Organisations struggle to become data-driven if they retain traditional siloed business functions. The hand-offs resulting from their differing business goals and inter-communication overheads incur too much inertia.
The real question is: How do you become outcome driven? It requires those who interact with customers to understand what is happening in context – being informed – to be empowered to make decisions and to be equipped to act according to the business goal.

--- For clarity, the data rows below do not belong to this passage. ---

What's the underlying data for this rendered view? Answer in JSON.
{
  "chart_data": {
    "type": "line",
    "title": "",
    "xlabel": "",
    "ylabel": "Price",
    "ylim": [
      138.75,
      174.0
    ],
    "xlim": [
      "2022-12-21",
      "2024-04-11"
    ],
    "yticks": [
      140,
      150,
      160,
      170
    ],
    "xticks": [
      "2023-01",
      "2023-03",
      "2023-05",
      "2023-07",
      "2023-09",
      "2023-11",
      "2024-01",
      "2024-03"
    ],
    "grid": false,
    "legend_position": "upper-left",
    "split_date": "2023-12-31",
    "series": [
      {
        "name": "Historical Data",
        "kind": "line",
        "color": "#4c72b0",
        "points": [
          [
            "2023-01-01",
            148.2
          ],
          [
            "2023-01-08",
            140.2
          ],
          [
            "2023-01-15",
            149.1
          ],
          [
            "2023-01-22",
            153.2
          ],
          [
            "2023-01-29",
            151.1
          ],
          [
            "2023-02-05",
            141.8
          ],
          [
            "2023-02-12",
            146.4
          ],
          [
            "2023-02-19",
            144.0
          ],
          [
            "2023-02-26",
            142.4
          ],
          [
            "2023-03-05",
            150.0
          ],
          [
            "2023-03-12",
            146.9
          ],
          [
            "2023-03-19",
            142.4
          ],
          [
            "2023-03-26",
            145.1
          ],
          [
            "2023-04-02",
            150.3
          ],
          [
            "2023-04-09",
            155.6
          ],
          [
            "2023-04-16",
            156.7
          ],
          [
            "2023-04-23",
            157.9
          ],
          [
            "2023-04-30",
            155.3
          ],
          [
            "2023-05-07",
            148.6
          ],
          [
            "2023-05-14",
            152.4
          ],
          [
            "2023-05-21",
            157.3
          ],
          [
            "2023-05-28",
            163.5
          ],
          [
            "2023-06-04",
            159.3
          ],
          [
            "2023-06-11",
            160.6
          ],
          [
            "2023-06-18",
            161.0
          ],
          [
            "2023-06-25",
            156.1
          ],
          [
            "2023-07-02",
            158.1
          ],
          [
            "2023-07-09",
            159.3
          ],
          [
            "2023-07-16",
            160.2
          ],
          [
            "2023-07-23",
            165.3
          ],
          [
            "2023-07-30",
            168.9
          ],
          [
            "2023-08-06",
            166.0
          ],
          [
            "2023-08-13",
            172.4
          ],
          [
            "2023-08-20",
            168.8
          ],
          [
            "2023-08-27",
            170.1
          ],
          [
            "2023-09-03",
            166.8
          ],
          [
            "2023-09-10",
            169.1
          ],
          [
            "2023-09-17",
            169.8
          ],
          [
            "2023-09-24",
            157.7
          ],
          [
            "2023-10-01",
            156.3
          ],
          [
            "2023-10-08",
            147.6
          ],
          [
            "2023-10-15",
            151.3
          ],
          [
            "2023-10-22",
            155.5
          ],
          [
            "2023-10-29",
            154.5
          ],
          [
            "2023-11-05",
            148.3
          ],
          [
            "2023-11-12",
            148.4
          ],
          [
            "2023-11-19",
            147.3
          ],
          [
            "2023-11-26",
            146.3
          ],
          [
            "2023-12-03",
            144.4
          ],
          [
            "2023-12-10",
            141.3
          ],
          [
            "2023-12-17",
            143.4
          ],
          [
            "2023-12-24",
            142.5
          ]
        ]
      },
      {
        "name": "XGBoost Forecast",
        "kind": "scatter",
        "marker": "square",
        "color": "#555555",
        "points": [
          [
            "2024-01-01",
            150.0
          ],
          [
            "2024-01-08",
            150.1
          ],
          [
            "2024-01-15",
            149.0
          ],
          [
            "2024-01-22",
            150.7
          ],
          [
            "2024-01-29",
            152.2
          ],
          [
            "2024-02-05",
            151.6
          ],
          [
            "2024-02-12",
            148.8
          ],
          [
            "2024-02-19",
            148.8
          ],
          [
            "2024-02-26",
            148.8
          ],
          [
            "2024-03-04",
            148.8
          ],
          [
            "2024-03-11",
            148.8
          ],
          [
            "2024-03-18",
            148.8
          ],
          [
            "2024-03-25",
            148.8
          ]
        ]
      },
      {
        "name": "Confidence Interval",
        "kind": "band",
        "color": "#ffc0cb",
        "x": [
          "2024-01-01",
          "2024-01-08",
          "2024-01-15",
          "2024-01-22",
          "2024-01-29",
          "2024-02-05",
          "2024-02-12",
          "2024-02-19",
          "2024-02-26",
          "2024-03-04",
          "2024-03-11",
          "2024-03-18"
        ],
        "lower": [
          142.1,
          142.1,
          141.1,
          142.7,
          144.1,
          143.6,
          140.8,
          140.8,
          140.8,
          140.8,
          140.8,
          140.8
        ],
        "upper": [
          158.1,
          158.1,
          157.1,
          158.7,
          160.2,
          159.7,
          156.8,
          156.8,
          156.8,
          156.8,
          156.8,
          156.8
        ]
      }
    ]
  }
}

It takes an end-to-end approach to become an outcome-driven organisation
I have shown how to build a slice of a data pipeline in previous posts on my blog. This end-to-end approach is the enabler of shared situational awareness. Data is available from source in a shared platform, which in turn feeds information to all parts of the business. However, vertical organisation silos also need to be dissolved in favour of outcome-driven value streams. Those at the front line must be able to see all the way back to the start of the information cycle safely within the organisation’s information governance policies. Everyone then has improved and timelier shared awareness.
Each area of the business that interacts with customers operates as a business value stream. These streams enshrine the concept of bringing the work to the people, rather than shipping people to the work. This increases quality and employee engagement and reduces internal conflict.
Consuming higher value services releases business capacity
Teams are assembled for value streams. They are multi-disciplinary and obviate the need for traditional IT programmes and shared services. The maintenance burden of sustaining existing IT systems is reduced because migrating workloads to the cloud means that previously highly sought after, shared technical expertise can be dedicated to each business area. Each business area can concentrate on optimising its outcomes.
Teams are able to find and access the information they need using the data platform and configure a pipeline to produce the insights they need for decision making. This employs techniques including data analysis, identifying patterns, algorithm development, and more. The pipeline can be augmented by AI and machine learning for greater automation and accuracy.
Micro-services architectures provide teams with the technical capabilities to act, but that is the subject of a future post. Suffice to say that this offers a step change in automation and agility.
Such automation enables business operations to react more quickly to changes. It frees up time for people to learn new skills, for better quality engagement with each customer and to focus on tasks that rely on imagination, intuition and empathy.
The profile of technical skills an organisation needs to compete has shifted
Each business area will use the platform to easily create, maintain, grow, shrink and decommission its own systems. They will be able to exploit automation, sophisticated analytics and machine learning. As I have shown in previous posts, the barriers to deployment are so low they will be able to start small, experiment and enhance capabilities in days or weeks on the platform without creating unsupportable or under the desk IT.
Only then can you truly become data driven and maximise the benefits of a data pipeline.